PEOPLE of the State of New York, Plaintiff-Respondent, v. Brian K. CARLTON, Defendant-Appellant.
Defendant appeals from a judgment convicting him, upon his plea of guilty, of burglary in the third degree (Penal Law § 140.20). The valid waiver by defendant of the right to appeal encompasses his contentions concerning the factual sufficiency of the plea allocution and the severity of the sentence (see People v. Dewitt, 295 A.D.2d 937, 937-938, 743 N.Y.S.2d 344, lv. denied 98 N.Y.2d 709, 749 N.Y.S.2d 6, 778 N.E.2d 557, 98 N.Y.2d 767, 752 N.Y.S.2d 7, 781 N.E.2d 919). In any event, by failing to move to withdraw the plea or to vacate the judgment of conviction, defendant failed to preserve for our review his contention that the plea allocution was factually insufficient (see People v. Lopez, 71 N.Y.2d 662, 665, 529 N.Y.S.2d 465, 525 N.E.2d 5). Contrary to defendant's contention, this case does not fall within the rare case exception to the preservation rule (see id. at 666, 529 N.Y.S.2d 465, 525 N.E.2d 5).
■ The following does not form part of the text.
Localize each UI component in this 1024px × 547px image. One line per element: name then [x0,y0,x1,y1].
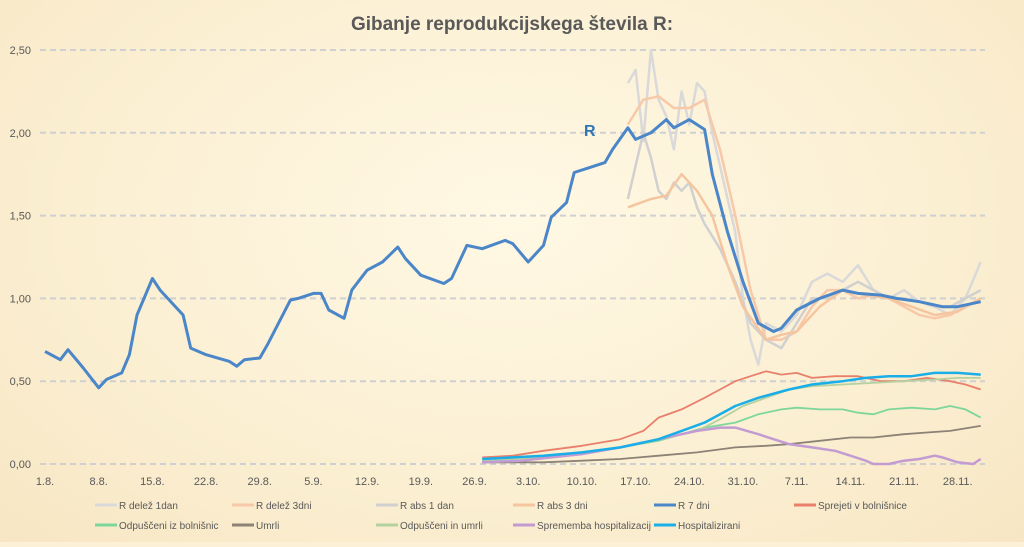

We reject the further contention of defendant that he should have been afforded an opportunity to withdraw his plea based on County Court's alleged failure to fulfill a sentencing promise to impose a sentence of direct parole supervision. As part of the plea agreement, the court agreed to sentence defendant to an indeterminate term of imprisonment of 2 to 4 years and stated that it would have “no objection” to the sentence being served by direct parole supervision in the event that defendant was eligible for such supervision. At sentencing, the court directed that defendant be placed on direct parole supervision. Thereafter, the court granted the People's motion to vacate the sentence on the ground that the sentence was illegal as a matter of law. Upon ascertaining that defendant was subject to an undischarged term of imprisonment and was convicted of an offense not included as a “specified offense” (see CPL 410.91,  ), the court sentenced defendant to an indeterminate term of imprisonment of 2 to 4 years. “Of course, a guilty plea induced by an unfulfilled promise either must be vacated or the promise honored” (People v. Selikoff, 35 N.Y.2d 227, 241, 360 N.Y.S.2d 623, 318 N.E.2d 784, cert. denied 419 U.S. 1122, 95 S.Ct. 806, 42 L.Ed.2d 822). Here, however, there was no such unfulfilled sentencing promise because the court stated only that it did not object to direct parole supervision in the event that defendant was eligible for such supervision. Thus, the court was not required to afford defendant the opportunity to withdraw his plea (see generally People v. Linares, 174 A.D.2d 847, 847-848, 571 N.Y.S.2d 348, lv. denied 78 N.Y.2d 969, 574 N.Y.S.2d 949, 580 N.E.2d 421; cf. People v. Visser, 256 A.D.2d 1106, 1108, 692 N.Y.S.2d 868).
Finally, the contention of defendant that he was denied effective assistance of counsel does not survive his plea of guilty (see People v. Burke, 256 A.D.2d 1244, 682 N.Y.S.2d 650, lv. denied 93 N.Y.2d 851, 688 N.Y.S.2d 498, 710 N.E.2d 1097). “There is no showing that the plea bargaining process was infected by any allegedly ineffective assistance or that defendant entered the plea because of his attorney['s] allegedly poor performance” (id. at 1244, 682 N.Y.S.2d 650).
It is hereby ORDERED that the judgment so appealed from be and the same hereby is unanimously affirmed.